Given a head of a linked list, swap every two adjacent nodes and return its head.

You must solve the problem without modifying the values in the list's nodes (i.e., only changes to the nodes themselves are allowed).

Example 1:

Swap Nodes in Pairs Example 1

Input: head = [1,2,3,4] Output: [2,1,4,3]

Example 2:

Input: head = [] Output: []

Example 3:

Input: head = [1] Output: [1]

Solution

# Definition for singly-linked list.
class ListNode:
    def __init__(self, val=0, next=None):
        self.val = val
        self.next = next

class Solution:
    def swapPairs(self, head: ListNode) -> ListNode:
        # Create a dummy node to handle edge cases (e.g., swapping the head)
        dummy = ListNode(0)
        dummy.next = head
        prev = dummy

        while prev.next and prev.next.next:
            # Nodes to be swapped
            first = prev.next
            second = prev.next.next

            # Swapping logic
            first.next = second.next
            second.next = first
            prev.next = second

            # Move prev pointer for next iteration
            prev = first

        return dummy.next

Explanation

This problem involves modifying linked list pointers to swap adjacent nodes. An iterative approach is generally preferred.

Core Idea: We need to keep track of the node before the pair we are about to swap, as its next pointer will need to be updated to point to the second node of the swapped pair.

  1. Dummy Node: We use a dummy node to simplify handling the head of the list, especially if the original head needs to be swapped.

  2. prev Pointer: We initialize a prev pointer to the dummy node. This prev pointer will always point to the node before the current pair we are considering for swapping.

  3. Iteration: We iterate as long as there is a pair to swap (prev.next and prev.next.next are not None).

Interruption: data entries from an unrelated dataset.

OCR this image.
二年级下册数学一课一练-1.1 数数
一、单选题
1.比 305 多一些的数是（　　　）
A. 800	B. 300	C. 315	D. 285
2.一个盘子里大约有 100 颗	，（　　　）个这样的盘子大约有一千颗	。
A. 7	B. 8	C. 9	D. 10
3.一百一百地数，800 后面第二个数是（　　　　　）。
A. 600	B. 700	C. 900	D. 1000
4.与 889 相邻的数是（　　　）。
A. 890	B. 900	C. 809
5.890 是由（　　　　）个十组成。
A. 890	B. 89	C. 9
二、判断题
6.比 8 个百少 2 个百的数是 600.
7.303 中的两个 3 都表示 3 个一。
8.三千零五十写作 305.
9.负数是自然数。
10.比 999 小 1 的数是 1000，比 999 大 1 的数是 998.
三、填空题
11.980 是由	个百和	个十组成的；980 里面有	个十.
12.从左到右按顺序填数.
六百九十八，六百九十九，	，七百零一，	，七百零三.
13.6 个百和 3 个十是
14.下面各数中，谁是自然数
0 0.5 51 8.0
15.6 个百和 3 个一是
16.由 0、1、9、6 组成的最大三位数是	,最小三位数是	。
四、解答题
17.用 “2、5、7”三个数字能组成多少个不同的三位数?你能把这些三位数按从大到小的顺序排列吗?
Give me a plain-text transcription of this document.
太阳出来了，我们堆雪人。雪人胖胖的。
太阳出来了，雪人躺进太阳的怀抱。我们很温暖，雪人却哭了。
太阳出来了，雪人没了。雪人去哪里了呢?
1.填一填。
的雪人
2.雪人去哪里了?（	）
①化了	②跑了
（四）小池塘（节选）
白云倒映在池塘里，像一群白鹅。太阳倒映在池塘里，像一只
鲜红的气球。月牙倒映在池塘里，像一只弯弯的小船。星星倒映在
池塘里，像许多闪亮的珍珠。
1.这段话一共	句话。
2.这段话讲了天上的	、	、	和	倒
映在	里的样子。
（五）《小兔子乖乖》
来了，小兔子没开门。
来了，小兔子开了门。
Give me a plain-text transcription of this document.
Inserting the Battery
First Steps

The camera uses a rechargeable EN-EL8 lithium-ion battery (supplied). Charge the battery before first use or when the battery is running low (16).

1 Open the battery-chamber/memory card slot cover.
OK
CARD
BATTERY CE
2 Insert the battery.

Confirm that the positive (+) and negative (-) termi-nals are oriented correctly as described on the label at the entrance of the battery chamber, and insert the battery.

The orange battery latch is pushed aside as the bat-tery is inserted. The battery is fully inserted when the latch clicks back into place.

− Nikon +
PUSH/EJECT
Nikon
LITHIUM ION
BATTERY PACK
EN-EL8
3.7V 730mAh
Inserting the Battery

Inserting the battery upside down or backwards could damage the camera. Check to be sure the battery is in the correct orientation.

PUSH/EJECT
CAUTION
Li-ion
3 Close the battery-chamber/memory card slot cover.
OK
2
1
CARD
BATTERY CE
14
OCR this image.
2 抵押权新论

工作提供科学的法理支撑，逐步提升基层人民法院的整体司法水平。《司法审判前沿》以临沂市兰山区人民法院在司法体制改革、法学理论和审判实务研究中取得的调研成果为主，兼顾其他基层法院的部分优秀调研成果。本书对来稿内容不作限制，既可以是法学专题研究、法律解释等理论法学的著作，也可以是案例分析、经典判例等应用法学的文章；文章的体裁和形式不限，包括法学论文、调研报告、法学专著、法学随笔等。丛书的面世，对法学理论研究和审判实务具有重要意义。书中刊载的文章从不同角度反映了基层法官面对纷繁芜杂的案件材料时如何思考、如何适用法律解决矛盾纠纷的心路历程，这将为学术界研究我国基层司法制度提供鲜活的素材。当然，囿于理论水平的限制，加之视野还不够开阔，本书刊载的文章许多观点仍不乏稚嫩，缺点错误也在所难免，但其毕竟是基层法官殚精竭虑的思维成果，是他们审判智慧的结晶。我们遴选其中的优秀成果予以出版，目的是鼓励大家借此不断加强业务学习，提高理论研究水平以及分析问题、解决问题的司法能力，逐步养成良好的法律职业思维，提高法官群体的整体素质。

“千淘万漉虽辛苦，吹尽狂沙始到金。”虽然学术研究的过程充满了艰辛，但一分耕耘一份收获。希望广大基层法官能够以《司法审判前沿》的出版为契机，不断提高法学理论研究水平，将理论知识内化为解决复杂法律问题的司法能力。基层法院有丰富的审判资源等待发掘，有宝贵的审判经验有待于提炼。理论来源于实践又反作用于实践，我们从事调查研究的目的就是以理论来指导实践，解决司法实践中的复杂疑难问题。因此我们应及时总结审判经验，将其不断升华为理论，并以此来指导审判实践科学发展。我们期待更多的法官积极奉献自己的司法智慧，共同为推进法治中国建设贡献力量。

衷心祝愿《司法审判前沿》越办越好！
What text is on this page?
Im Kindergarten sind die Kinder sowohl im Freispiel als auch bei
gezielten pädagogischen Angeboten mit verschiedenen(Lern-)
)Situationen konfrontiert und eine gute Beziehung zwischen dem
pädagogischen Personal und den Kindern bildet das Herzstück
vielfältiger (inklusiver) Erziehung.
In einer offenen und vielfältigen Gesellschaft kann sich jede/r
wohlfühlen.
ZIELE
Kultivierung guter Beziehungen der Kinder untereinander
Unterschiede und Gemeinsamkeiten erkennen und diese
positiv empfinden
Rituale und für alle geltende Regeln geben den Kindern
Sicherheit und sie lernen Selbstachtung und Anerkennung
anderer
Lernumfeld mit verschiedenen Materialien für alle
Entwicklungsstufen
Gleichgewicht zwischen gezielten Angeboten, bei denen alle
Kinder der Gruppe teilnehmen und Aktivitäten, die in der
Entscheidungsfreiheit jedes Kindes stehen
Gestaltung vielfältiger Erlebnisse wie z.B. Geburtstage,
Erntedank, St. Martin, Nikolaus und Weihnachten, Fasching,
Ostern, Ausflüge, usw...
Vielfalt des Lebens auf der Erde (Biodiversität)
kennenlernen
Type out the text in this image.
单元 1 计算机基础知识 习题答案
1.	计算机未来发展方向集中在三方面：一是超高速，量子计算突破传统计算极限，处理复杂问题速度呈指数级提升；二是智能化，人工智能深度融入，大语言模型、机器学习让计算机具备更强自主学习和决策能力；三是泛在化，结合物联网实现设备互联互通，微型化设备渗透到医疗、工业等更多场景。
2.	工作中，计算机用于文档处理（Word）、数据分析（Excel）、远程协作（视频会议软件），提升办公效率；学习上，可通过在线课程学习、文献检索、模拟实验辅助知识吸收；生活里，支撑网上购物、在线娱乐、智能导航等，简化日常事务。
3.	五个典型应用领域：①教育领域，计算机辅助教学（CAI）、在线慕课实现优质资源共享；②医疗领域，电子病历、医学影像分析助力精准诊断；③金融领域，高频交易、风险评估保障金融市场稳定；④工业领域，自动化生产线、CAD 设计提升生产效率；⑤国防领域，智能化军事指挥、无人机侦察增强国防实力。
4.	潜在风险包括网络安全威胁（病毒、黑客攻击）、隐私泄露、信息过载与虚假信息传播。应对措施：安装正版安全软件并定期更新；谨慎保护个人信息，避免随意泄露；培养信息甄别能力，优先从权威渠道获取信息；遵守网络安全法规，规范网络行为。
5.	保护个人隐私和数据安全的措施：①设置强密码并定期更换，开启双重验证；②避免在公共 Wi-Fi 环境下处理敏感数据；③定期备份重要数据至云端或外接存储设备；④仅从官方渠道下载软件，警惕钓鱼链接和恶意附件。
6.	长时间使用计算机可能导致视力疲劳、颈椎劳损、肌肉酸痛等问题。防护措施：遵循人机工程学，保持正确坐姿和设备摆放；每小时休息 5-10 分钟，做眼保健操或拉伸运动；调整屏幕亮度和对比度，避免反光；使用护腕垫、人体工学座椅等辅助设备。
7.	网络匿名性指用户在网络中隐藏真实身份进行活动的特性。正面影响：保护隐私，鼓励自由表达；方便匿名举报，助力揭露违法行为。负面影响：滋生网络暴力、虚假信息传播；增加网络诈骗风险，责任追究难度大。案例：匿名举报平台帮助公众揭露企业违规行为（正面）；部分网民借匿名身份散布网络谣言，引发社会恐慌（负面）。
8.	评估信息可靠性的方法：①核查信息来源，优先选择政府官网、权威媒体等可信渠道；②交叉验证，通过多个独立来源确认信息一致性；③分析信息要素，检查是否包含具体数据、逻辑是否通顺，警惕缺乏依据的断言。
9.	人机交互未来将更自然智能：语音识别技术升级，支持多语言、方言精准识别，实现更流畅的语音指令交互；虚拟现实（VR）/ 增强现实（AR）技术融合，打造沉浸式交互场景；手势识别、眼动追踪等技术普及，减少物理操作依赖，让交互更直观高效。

  4. Swapping Logic: Inside the loop:

    • first points to the first node of the pair (prev.next).
    • second points to the second node of the pair (prev.next.next).
    • first.next = second.next: The first node (which will become the second in the swapped pair) should now point to the node that was originally after second.
    • second.next = first: The second node (which will become the first in the swapped pair) should now point to the first node.
    • prev.next = second: The node before the pair (prev) should now point to the second node (which is now the new first node of the swapped pair).

  5. Advance prev: After swapping, prev is moved to first (the original first node, which is now the second node of the swapped pair) to prepare for the next pair.

  6. Return Result: dummy.next will be the head of the modified list.

Time and Space Complexity:

  • Time Complexity: O(n), where n is the number of nodes in the linked list, as we iterate through the list once.
  • Space Complexity: O(1), as we only use a few extra pointers.